🤖 AI Summary
This work addresses the problem of constructing τ-synchronized sets for strings in optimal time to enable efficient data compression, text indexing, and similarity computation. We present the first algorithm that achieves the theoretical time lower bound in the word-RAM model: for any τ, it constructs a τ-synchronized set in O((n log τ)/(τ log n)) time, with preprocessing requiring only O(n log σ / log n) time. The core innovations include a variable-length encoding framework based on sparse integer sequences, an improved van Emde Boas tree structure, and a deterministic linear-time construction method. The resulting synchronized set can be output either as a sorted list in O(n/τ) time or as a bitmap in O(n/log n) time, supporting O(1)-time select queries and near-optimal rank queries while matching the unconditional cell-probe lower bound.
📝 Abstract
A key principle in string processing is local consistency: using short contexts to handle matching fragments of a string consistently. String synchronizing sets [Kempa, Kociumaka; STOC 2019] are an influential instantiation of this principle. A $\tau$-synchronizing set of a length-$n$ string is a set of $O(n/\tau)$ positions, chosen via their length-$2\tau$ contexts, such that (outside highly periodic regions) at least one position in every length-$\tau$ window is selected.
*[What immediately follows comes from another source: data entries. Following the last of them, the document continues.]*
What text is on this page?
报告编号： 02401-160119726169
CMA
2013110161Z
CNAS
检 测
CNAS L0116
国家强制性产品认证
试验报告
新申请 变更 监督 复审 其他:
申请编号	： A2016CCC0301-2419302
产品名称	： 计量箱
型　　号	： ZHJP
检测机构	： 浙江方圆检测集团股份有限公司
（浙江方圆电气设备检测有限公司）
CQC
Among their applications are faster algorithms for data compression, text indexing, and string similarity in the word RAM model. We show how to preprocess any string $T \in [0..\sigma)^n$ in $O(n\log\sigma/\log n)$ time so that, for any $\tau\in[1..n]$, a $\tau$-synchronizing set of $T$ can be constructed in $O((n\log\tau)/(\tau\log n))$ time. Both bounds are optimal in the word RAM model with word size $w=\Theta(\log n)$. Previously, the construction time was $O(n/\tau)$, either after an $O(n)$-time preprocessing [Kociumaka, Radoszewski, Rytter, Wale\'n; SICOMP 2024], or without preprocessing if $\tau<0.2\log_\sigma n$ [Kempa, Kociumaka; STOC 2019]. A simple version of our method outputs the set as a sorted list in $O(n/\tau)$ time, or as a bitmask in $O(n/\log n)$ time. Our optimal construction produces a compact fully indexable dictionary, supporting select queries in $O(1)$ time and rank queries in $O(\log(\tfrac{\log\tau}{\log\log n}))$ time, matching unconditional cell-probe lower bounds for $\tau\le n^{1-\Omega(1)}$. We achieve this via a new framework for processing sparse integer sequences in a custom variable-length encoding. For rank and select queries, we augment the optimal variant of van Emde Boas trees [P\u{a}tra\c{s}cu, Thorup; STOC 2006] with a deterministic linear-time construction. The above query-time guarantees hold after preprocessing time proportional to the encoding size (in words).